The Story
Why it exists.
The beginning
Jean Jacques built Vétiver Infini in 2020 around a single collision: Haitian vetiver, earthy and smoky, forced into dialogue with iris, one of the most luxurious materials in perfumery. Caron has always operated on the belief that perfume is not composed but orchestrated, with contrasting materials forced into confrontation to reveal what neither could show alone. This fragrance is the Les Boisés collection's most direct expression of that principle. The choice of Haitian vetiver was deliberate, sourced from a responsible sector certified For Life, it represents the house's conviction that raw materials must embody their philosophy. Vetiver and iris together are not a safe bet. That was the point.
Iris and vetiver share a root quality: both are earthy, both carry the scent of soil and atmosphere rather than flower or fruit. Vetiver runs smoky and mineral. Iris runs powdery and cool, like the memory of something floral rather than the thing itself. Caron called these two notes symbols, symbols of a perfumery that is rich in its history and strong in its dreams. Bringing them into the same composition means the earthiness amplifies, the powder deepens, and what emerges is neither green nor floral but something more structural. A framework rather than a bouquet. The smoky thread in the Haitian vetiver is not accidental.
The evolution
The opening is a citrus trio, bergamot, grapefruit, lime, that announces itself brightly for perhaps twenty minutes before the iris cuts in. That transition is sharp. One moment you're in a sunny courtyard; the next, you've stepped into a cool, stone-floored room. The vetiver arrives quietly underneath, its smoky, mineral character slowly asserting itself over the next hour. The heart is where this fragrance earns its name. Iris powder and vetiver earthiness fold into each other, neither dominating, sustained by violet leaf's green ozonic quality and clary sage's herbal softness. This middle phase lasts the longest, four to five hours of something that feels both classical and unresolved, like a conversation that keeps finding new angles. The drydown belongs to cedar and smoke. Virginia cedar settles into the skin close and dry, and the smoky thread of vetiver lingers without ever becoming heavy.

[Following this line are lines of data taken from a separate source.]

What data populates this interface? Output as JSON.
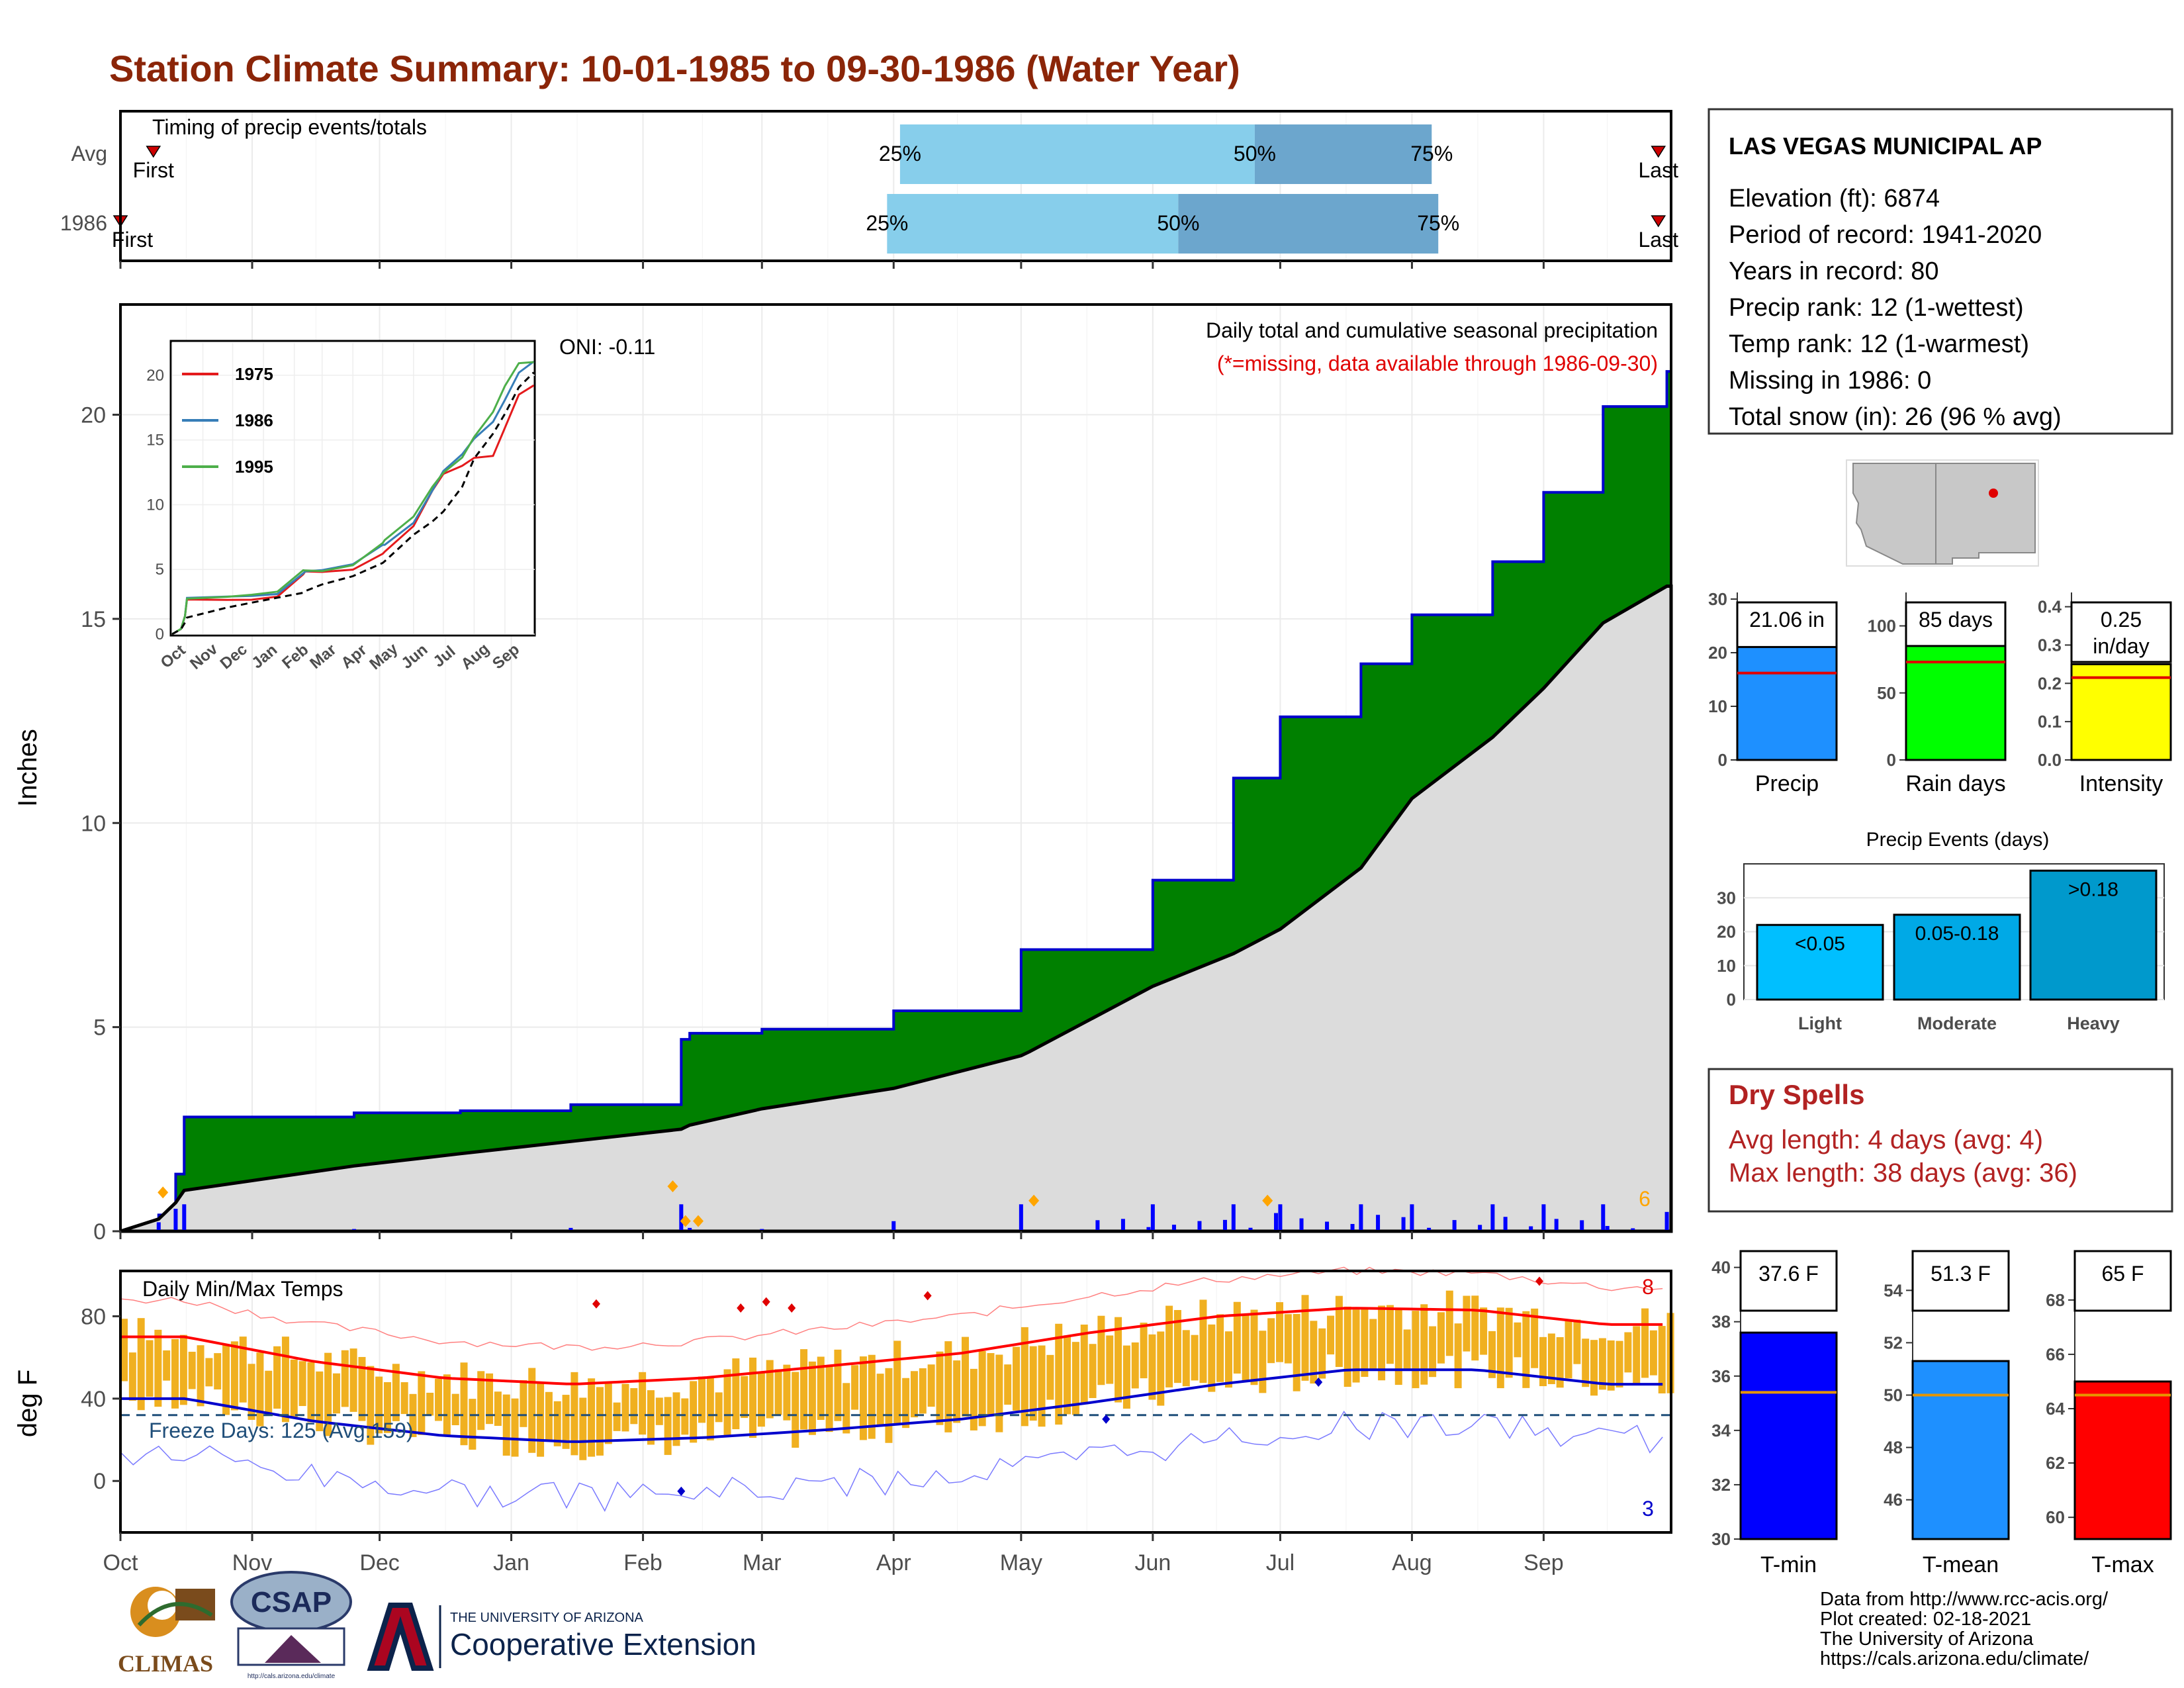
{
  "title": "Station Climate Summary: 10-01-1985 to 09-30-1986 (Water Year)",
  "colors": {
    "title": "#8b2508",
    "precip_area": "#008000",
    "precip_line": "#0000cc",
    "avg_area": "#dcdcdc",
    "bar_light": "#87ceeb",
    "bar_dark": "#6ca6cd",
    "temp_bars": "#f0b020",
    "tmax_line": "#ff0000",
    "tmin_line": "#0000cc",
    "dry_spells": "#b22222"
  },
  "timing": {
    "label": "Timing of precip events/totals",
    "rows": [
      {
        "name": "Avg",
        "first": "First",
        "last": "Last",
        "q25": "25%",
        "q50": "50%",
        "q75": "75%",
        "q25_month": 6.05,
        "q50_month": 8.8,
        "q75_month": 10.15,
        "first_month": 0.25,
        "last_month": 11.9
      },
      {
        "name": "1986",
        "first": "First",
        "last": "Last",
        "q25": "25%",
        "q50": "50%",
        "q75": "75%",
        "q25_month": 5.95,
        "q50_month": 8.2,
        "q75_month": 10.2,
        "first_month": 0.0,
        "last_month": 11.9
      }
    ]
  },
  "precip_panel": {
    "ylabel": "Inches",
    "yticks": [
      "0",
      "5",
      "10",
      "15",
      "20"
    ],
    "header": "Daily total and cumulative seasonal precipitation",
    "subheader": "(*=missing, data available through 1986-09-30)",
    "oni": "ONI: -0.11",
    "corner_count": "6"
  },
  "temp_panel": {
    "ylabel": "deg F",
    "yticks": [
      "0",
      "40",
      "80"
    ],
    "header": "Daily Min/Max Temps",
    "freeze": "Freeze Days: 125 (Avg:159)",
    "record_high_count": "8",
    "record_low_count": "3"
  },
  "months": [
    "Oct",
    "Nov",
    "Dec",
    "Jan",
    "Feb",
    "Mar",
    "Apr",
    "May",
    "Jun",
    "Jul",
    "Aug",
    "Sep"
  ],
  "inset": {
    "months": [
      "Oct",
      "Nov",
      "Dec",
      "Jan",
      "Feb",
      "Mar",
      "Apr",
      "May",
      "Jun",
      "Jul",
      "Aug",
      "Sep"
    ],
    "yticks": [
      "0",
      "5",
      "10",
      "15",
      "20"
    ],
    "legend": [
      {
        "name": "1975",
        "color": "#e41a1c"
      },
      {
        "name": "1986",
        "color": "#377eb8"
      },
      {
        "name": "1995",
        "color": "#4daf4a"
      }
    ]
  },
  "station": {
    "name": "LAS VEGAS MUNICIPAL AP",
    "lines": [
      "Elevation (ft): 6874",
      "Period of record: 1941-2020",
      "Years in record: 80",
      "Precip rank: 12 (1-wettest)",
      "Temp rank: 12 (1-warmest)",
      "Missing in 1986: 0",
      "Total snow (in): 26 (96 % avg)"
    ]
  },
  "mini_bars": [
    {
      "label": "Precip",
      "value_text": "21.06 in",
      "value": 21.06,
      "avg": 16.2,
      "ymax": 30,
      "yticks": [
        "0",
        "10",
        "20",
        "30"
      ],
      "color": "#1e90ff"
    },
    {
      "label": "Rain days",
      "value_text": "85 days",
      "value": 85,
      "avg": 73,
      "ymax": 120,
      "yticks": [
        "0",
        "50",
        "100"
      ],
      "color": "#00ff00"
    },
    {
      "label": "Intensity",
      "value_text": "0.25 in/day",
      "value": 0.25,
      "avg": 0.215,
      "ymax": 0.42,
      "yticks": [
        "0.0",
        "0.1",
        "0.2",
        "0.3",
        "0.4"
      ],
      "color": "#ffff00"
    }
  ],
  "events": {
    "title": "Precip Events (days)",
    "yticks": [
      "0",
      "10",
      "20",
      "30"
    ],
    "bars": [
      {
        "label": "Light",
        "inner": "<0.05",
        "value": 22,
        "color": "#00bfff"
      },
      {
        "label": "Moderate",
        "inner": "0.05-0.18",
        "value": 25,
        "color": "#00a9e6"
      },
      {
        "label": "Heavy",
        "inner": ">0.18",
        "value": 38,
        "color": "#0099cc"
      }
    ]
  },
  "dry_spells": {
    "title": "Dry Spells",
    "avg": "Avg length: 4 days (avg: 4)",
    "max": "Max length: 38 days (avg: 36)"
  },
  "temp_bars": [
    {
      "label": "T-min",
      "value_text": "37.6 F",
      "value": 37.6,
      "avg": 35.4,
      "ymin": 30,
      "ymax": 40.6,
      "yticks": [
        "30",
        "32",
        "34",
        "36",
        "38",
        "40"
      ],
      "color": "#0000ff"
    },
    {
      "label": "T-mean",
      "value_text": "51.3 F",
      "value": 51.3,
      "avg": 50.0,
      "ymin": 44.5,
      "ymax": 55.5,
      "yticks": [
        "46",
        "48",
        "50",
        "52",
        "54"
      ],
      "color": "#1e90ff"
    },
    {
      "label": "T-max",
      "value_text": "65 F",
      "value": 65.0,
      "avg": 64.5,
      "ymin": 59.2,
      "ymax": 69.8,
      "yticks": [
        "60",
        "62",
        "64",
        "66",
        "68"
      ],
      "color": "#ff0000"
    }
  ],
  "credits": [
    "Data from http://www.rcc-acis.org/",
    "Plot created: 02-18-2021",
    "The University of Arizona",
    "https://cals.arizona.edu/climate/"
  ],
  "logos": {
    "climas": "CLIMAS",
    "csap": "CSAP",
    "csap_url": "http://cals.arizona.edu/climate",
    "ua_small": "THE UNIVERSITY OF ARIZONA",
    "ua_big": "Cooperative Extension"
  },
  "chart_data": [
    {
      "type": "area",
      "title": "Daily total and cumulative seasonal precipitation",
      "ylabel": "Inches",
      "ylim": [
        0,
        22.7
      ],
      "x": [
        "10-01",
        "10-10",
        "10-14",
        "10-16",
        "11-25",
        "12-20",
        "01-15",
        "02-10",
        "02-12",
        "03-01",
        "04-01",
        "05-01",
        "05-03",
        "06-01",
        "06-20",
        "07-01",
        "07-20",
        "08-01",
        "08-20",
        "09-01",
        "09-15",
        "09-30"
      ],
      "series": [
        {
          "name": "",
          "values": [
            0,
            0.4,
            1.4,
            2.8,
            2.9,
            2.95,
            3.1,
            4.7,
            4.85,
            4.95,
            5.4,
            6.9,
            6.9,
            8.6,
            11.1,
            12.6,
            13.9,
            15.1,
            16.4,
            18.1,
            20.2,
            21.06
          ]
        },
        {
          "name": "",
          "values": [
            0,
            0.3,
            0.7,
            1.0,
            1.6,
            1.9,
            2.2,
            2.5,
            2.6,
            3.0,
            3.5,
            4.3,
            4.4,
            6.0,
            6.8,
            7.4,
            8.9,
            10.6,
            12.1,
            13.3,
            14.9,
            15.8
          ]
        }
      ]
    },
    {
      "type": "line",
      "title": "Daily Min/Max Temps",
      "ylabel": "deg F",
      "ylim": [
        -25,
        102
      ],
      "x": [
        "Oct",
        "Nov",
        "Dec",
        "Jan",
        "Feb",
        "Mar",
        "Apr",
        "May",
        "Jun",
        "Jul",
        "Aug",
        "Sep"
      ],
      "series": [
        {
          "name": "",
          "values": [
            70,
            58,
            50,
            47,
            50,
            56,
            62,
            72,
            80,
            84,
            83,
            76
          ]
        },
        {
          "name": "",
          "values": [
            40,
            29,
            22,
            19,
            21,
            25,
            30,
            38,
            47,
            54,
            54,
            47
          ]
        }
      ]
    }
  ]
}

By the end, you're left with a faint woody warmth that almost disappears, then reappears when you move.
Cultural impact
Vétiver Infini arrived in 2020 as part of the Les Boisés collection, Caron's ongoing study of wood as an architectural material in perfumery. The fragrance has divided opinion in a way that is, perhaps, exactly the point. Wearers either find the vetiver-iris pairing quietly revelatory, a study in restraint and contrast that rewards patience, or they find it too spare, too cool, insufficiently showy for a house known for intensity. Both reactions are accurate. This is a fragrance for someone who already knows what they like and is willing to follow the material wherever it leads.